The Day Ulpana Fell: at the Knesset with the stroller lobby (day two)
by Jacob Plitman, University of North Carolina Chapel Hill, ’14
We strolled briskly into the Knesset building, up the stairs, around the corner and there came face to face with the proponents of the bill we so hoped to fail. They surrounded us, there were dozens of them, and while some sat quietly occupying themselves with toys, others ran squealing around our waists, little kippot flying off their heads. The vast majority fell between the ages of 0 and 7. These were the infamous settlers, or more properly, their children.

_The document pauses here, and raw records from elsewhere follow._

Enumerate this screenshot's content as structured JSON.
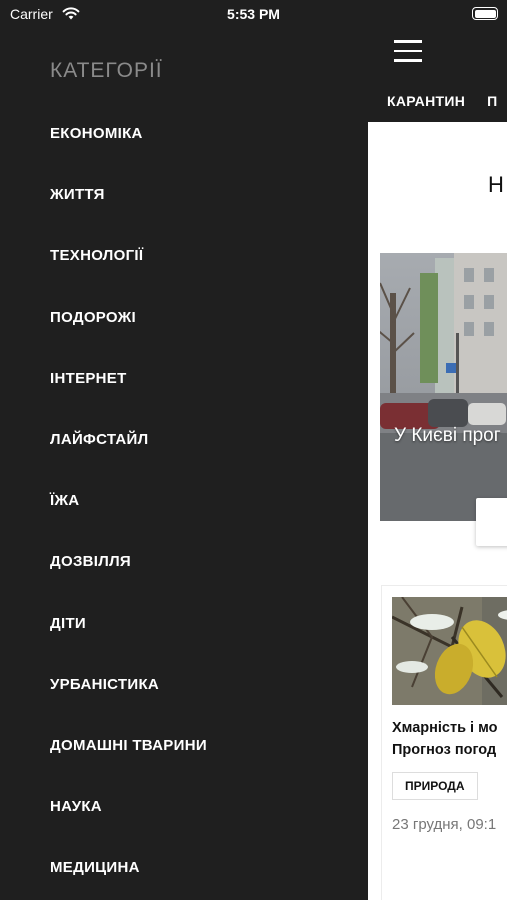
{
  "status_bar": {
    "carrier": "Carrier",
    "time": "5:53 PM"
  },
  "side_menu": {
    "title": "КАТЕГОРІЇ",
    "items": [
      {
        "label": "ЕКОНОМІКА"
      },
      {
        "label": "ЖИТТЯ"
      },
      {
        "label": "ТЕХНОЛОГІЇ"
      },
      {
        "label": "ПОДОРОЖІ"
      },
      {
        "label": "ІНТЕРНЕТ"
      },
      {
        "label": "ЛАЙФСТАЙЛ"
      },
      {
        "label": "ЇЖА"
      },
      {
        "label": "ДОЗВІЛЛЯ"
      },
      {
        "label": "ДІТИ"
      },
      {
        "label": "УРБАНІСТИКА"
      },
      {
        "label": "ДОМАШНІ ТВАРИНИ"
      },
      {
        "label": "НАУКА"
      },
      {
        "label": "МЕДИЦИНА"
      }
    ]
  },
  "main": {
    "tabs": [
      {
        "label": "КАРАНТИН"
      },
      {
        "label": "П"
      }
    ],
    "section_title": "Н",
    "featured": {
      "title": "У Києві прог"
    },
    "news_card": {
      "title_line1": "Хмарність і мо",
      "title_line2": "Прогноз погод",
      "tag": "ПРИРОДА",
      "date": "23 грудня, 09:1"
    }
  },
  "colors": {
    "background_dark": "#1f1f1f",
    "menu_title_gray": "#8a8a8a",
    "content_white": "#ffffff",
    "date_gray": "#777777"
  },
  "icons": {
    "menu": "hamburger-icon",
    "wifi": "wifi-icon",
    "battery": "battery-icon"
  }
}
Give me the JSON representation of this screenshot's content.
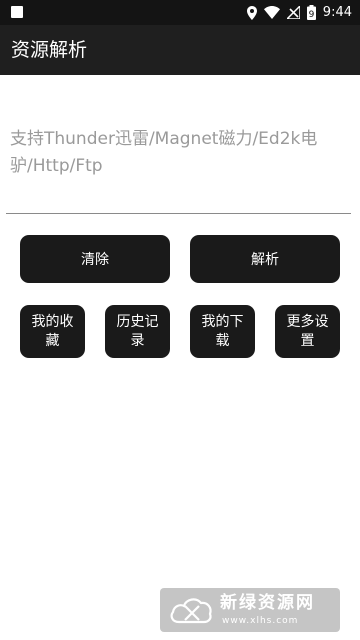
{
  "status_bar": {
    "time": "9:44",
    "battery_level": "9",
    "icons": [
      "notification-square-icon",
      "location-pin-icon",
      "wifi-icon",
      "no-signal-icon",
      "battery-icon"
    ]
  },
  "app_bar": {
    "title": "资源解析"
  },
  "resource_input": {
    "value": "",
    "placeholder": "支持Thunder迅雷/Magnet磁力/Ed2k电驴/Http/Ftp"
  },
  "actions": {
    "clear_label": "清除",
    "parse_label": "解析"
  },
  "shortcuts": {
    "favorites_label": "我的收藏",
    "history_label": "历史记录",
    "downloads_label": "我的下载",
    "settings_label": "更多设置"
  },
  "watermark": {
    "name": "新绿资源网",
    "url": "www.xlhs.com"
  },
  "colors": {
    "status_bar": "#141414",
    "app_bar": "#1f1f1f",
    "button": "#1a1a1a",
    "button_text": "#ffffff",
    "placeholder": "#9a9a9a"
  }
}
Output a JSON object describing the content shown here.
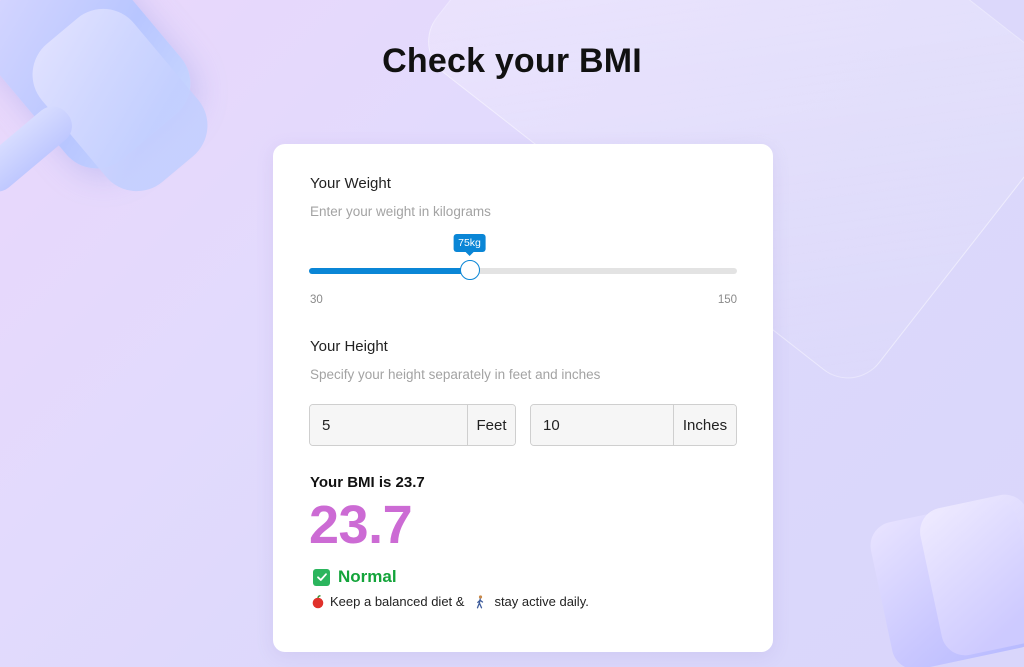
{
  "page": {
    "title": "Check your BMI"
  },
  "weight": {
    "title": "Your Weight",
    "subtitle": "Enter your weight in kilograms",
    "slider": {
      "min": 30,
      "max": 150,
      "value": 75,
      "min_label": "30",
      "max_label": "150",
      "tooltip": "75kg"
    }
  },
  "height": {
    "title": "Your Height",
    "subtitle": "Specify your height separately in feet and inches",
    "feet": {
      "value": "5",
      "unit": "Feet"
    },
    "inches": {
      "value": "10",
      "unit": "Inches"
    }
  },
  "result": {
    "label": "Your BMI is 23.7",
    "value": "23.7",
    "status": "Normal",
    "tip_part1": "Keep a balanced diet &",
    "tip_part2": "stay active daily.",
    "icons": {
      "status": "check-mark-icon",
      "tip_1": "apple-icon",
      "tip_2": "walking-person-icon"
    }
  },
  "colors": {
    "accent": "#0a86d6",
    "bmi_value": "#cc6bd4",
    "status_green": "#13a43a",
    "check_bg": "#2bb55d"
  }
}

These were not the advocates I was expecting to see on the day we visited the Knesset, though I knew the date was an unusual and important one in the trajectory of Israeli democracy. The Knesset was due to vote on a bill legalizing illegal settlement outposts, directly contradicting the ruling of Israel’s Supreme Court. Specifically, the bill promised to negate a Supreme Court decision to expel settlers currently violating Israeli law in the Ulpana neighborhood of the Beit El settlement. Though a minuscule neighborhood of five buildings, Ulpana had been turned into a political crossroads of epic proportions by the settler movement, who collectively hoped that Prime Minister Netanyahu, so long the stalwart friend of the settler lobby, might again champion the cause. Beyond testing the mettle of the Prime Minister’s new coalition, passage of the bill would directly challenge the legitimacy of the Supreme Court to serve as a check on government power.
While a debate ensued within the chambers of the Knesset, the same could not be said for the demonstrations outside. When our bus reached the perimeter of Israel’s Parliament, traffic slowed to accommodate a thronging gathering of settlers and settlement supporters. Adults waved banners and chanted slogans as children meandered in the median of the street. Passing this, I glanced out my opposite window, excited to see the counter protest. There was none. Our bus was driftwood in a sea of opponents to the bill.
Making our way into the Knesset, we joined legions of strollers, young children and visibly tense parents. We took seats in the Knesset room just before the voting commenced. Standing momentarily, I peered down into the chamber, the intensity of the issue made plain by the rows of empty seats. Netenyahu had told ministers of his coalition that a vote in favor of legalizing the settlement would cost them their seat in his government. Many simply stayed away.
The voting began. Our group’s guide translated the crackling cacophony of voting announcements, “Against…For…Against…For…Absent”. Many around us hissed bitterly at the “againsts.” But soon it was over; the bill barely managing to reach even 25% in support.
Everyone stood up as the session closed, and all shuffled out of the Knesset chamber in varying spirits. Despite the victory of the courts, we all left more confused than ever. I could not understand why it would take a political battle of Stalingrad proportions for Israel to enforce its own laws. Why was this issue even being debated? Where was the voice of the Opposition challenging the bill in the public arena and in the Knesset?
Leaving the Plenary Hall, we headed off to our next engagement: a meeting with Atzmaut MK Einat Wilf. She entered the room and sat as we introduced ourselves and our group. We discussed J Street’s work as a pro-Israel movement, our campus strategies, and more. MK Wilf told us this; that we, as American Jews, are fully entitled to criticize Israel’s policies… so long as our criticism does not contradict the democratic decisions of the Israeli public.
While we spoke through the afternoon with several other members of the Knesset, all of whom disagreed with their colleague and argued that we had the right and the obligation to advocate for the kind of Israel we wanted to see, I couldn’t help but turn MK Wilf’s words over in my mind. What were the government’s policies other than the decisions of “Israel’s democracy?” What does criticism mean if it so circumscribed? Or was the problem that we were not just talking, but organizing and lobbying?
I looked around the table at my peers– graduates of Jewish high schools, former national leaders of Zionist youth movements, former AIPAC liaisons, children of Rabbis, Hillel board members, falafel lovers and proud Zionists. We are the future of the Jewish people. We may not be part of the “Israeli public,” so narrowly defined, but the Israeli public is undeniably part of us.
The pyrrhic nature of the courts’ victory in Knesset that day became clear after the corresponding announcement of hundreds of new housing units to be built in West Bank settlements. As I read the news I again thought of MK Wilf’s words. I’m not sure what it means to “have the right” or “not have the right” to oppose policies such as these — even to lobby my government to express its opposition to such moves. They are, after all, the policies of the democratically supported government of Israel. As someone who has lived in Israel and consider the country as a second home, I find no joy or glee in this. I simply see it as necessary. I may or may not be “entitled” to oppose the anti-democratic initiatives of the current Israeli government, but I am obligated to do so.